Bilimsel olarak kanıtlanmış sağlığa faydalarından dolayı ise çoğu kişi için güvenilirdir; epilepsi, metabolik sendrom, polikistik over ve bazı kanser türlerinde beslenme tedavisi olarak uygulanabilir.Bunun yanı sıra sağlıklı bireyler de uzun süredir kilo verme de sıkıntı yaşayanlar, metabolizması yavaşlayanlarda uygulanan bir diyettir. Her yolu denedim kilo veremiyorum diyenler için ketojenik diyeti öneriyorum! Ketojenik beslenme mutlaka beslenme uzmanı kontrolünde uygulanmalı. Hamile ve emziren bireylerde, insülin veya ilaç kullanan diyabet hastalarında, yüksek kan basıncı tedavisi gören kişilerde, böbrek hastalığı gibi elektrolit bozukluğu olan kişilerde, hiperkolesterolemi hastalarında uygulanmasını önermiyorum.
{18200}
Sizce ketojenik diyet günümüzde neden bu kadar çok tercih ediliyor?

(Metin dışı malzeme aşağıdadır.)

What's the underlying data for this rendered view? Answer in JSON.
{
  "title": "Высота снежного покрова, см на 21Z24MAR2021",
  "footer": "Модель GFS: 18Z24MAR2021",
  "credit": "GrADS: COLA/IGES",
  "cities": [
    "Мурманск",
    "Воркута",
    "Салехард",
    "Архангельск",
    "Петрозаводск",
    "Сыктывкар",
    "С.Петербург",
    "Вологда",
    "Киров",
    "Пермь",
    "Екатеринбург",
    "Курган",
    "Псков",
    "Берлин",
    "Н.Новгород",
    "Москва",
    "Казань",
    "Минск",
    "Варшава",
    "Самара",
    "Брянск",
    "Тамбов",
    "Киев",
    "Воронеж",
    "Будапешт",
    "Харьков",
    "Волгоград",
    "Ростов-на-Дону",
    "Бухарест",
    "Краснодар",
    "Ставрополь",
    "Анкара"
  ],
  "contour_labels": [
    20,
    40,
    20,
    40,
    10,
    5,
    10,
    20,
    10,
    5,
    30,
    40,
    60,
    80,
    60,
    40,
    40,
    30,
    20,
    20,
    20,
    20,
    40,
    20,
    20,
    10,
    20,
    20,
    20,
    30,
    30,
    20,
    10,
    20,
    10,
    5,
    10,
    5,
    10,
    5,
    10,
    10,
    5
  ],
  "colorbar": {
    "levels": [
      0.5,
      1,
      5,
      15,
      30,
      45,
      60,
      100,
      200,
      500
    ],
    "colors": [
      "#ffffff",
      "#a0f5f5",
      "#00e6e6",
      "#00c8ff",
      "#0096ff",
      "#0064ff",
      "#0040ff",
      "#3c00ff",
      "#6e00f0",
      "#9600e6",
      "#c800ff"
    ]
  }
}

Yıllardır yağsız beslenme ön plana çıktı ve yıllarca insanlar yağdan kaçarak beslendi. Market raflarında daha çok light, yağsız ibarelerini görmeye başladık. Fakat burada önemli bir ayrıntı hep atlandı. Yağı azaltılan besinler içerisine lezzet arttırmak için daha çok şeker, daha çok katkı maddesi eklendi. Dolayısıyla bunlarla birlikte günümüze kadar kardiyovasküler hastalıklar, diyabet, hipertansiyon, gut, obezite gibi hastalıklar yüksek bir artış göstererek geldi. Yağ tüketimini azaltarak obeziteyle mücadelenin veya hastalıklardan korunmanın işe yaramadığını tersine insulin direnci, diyabet, kalp damar hastalıkları gibi bir çok hastalıklıkların artışına sebep olduğu bilimsel çalışmalarda da görülmektedir. Bu hastalıklardan korunmak istiyorsak yağsız beslenmeden vazgeçeceğiz!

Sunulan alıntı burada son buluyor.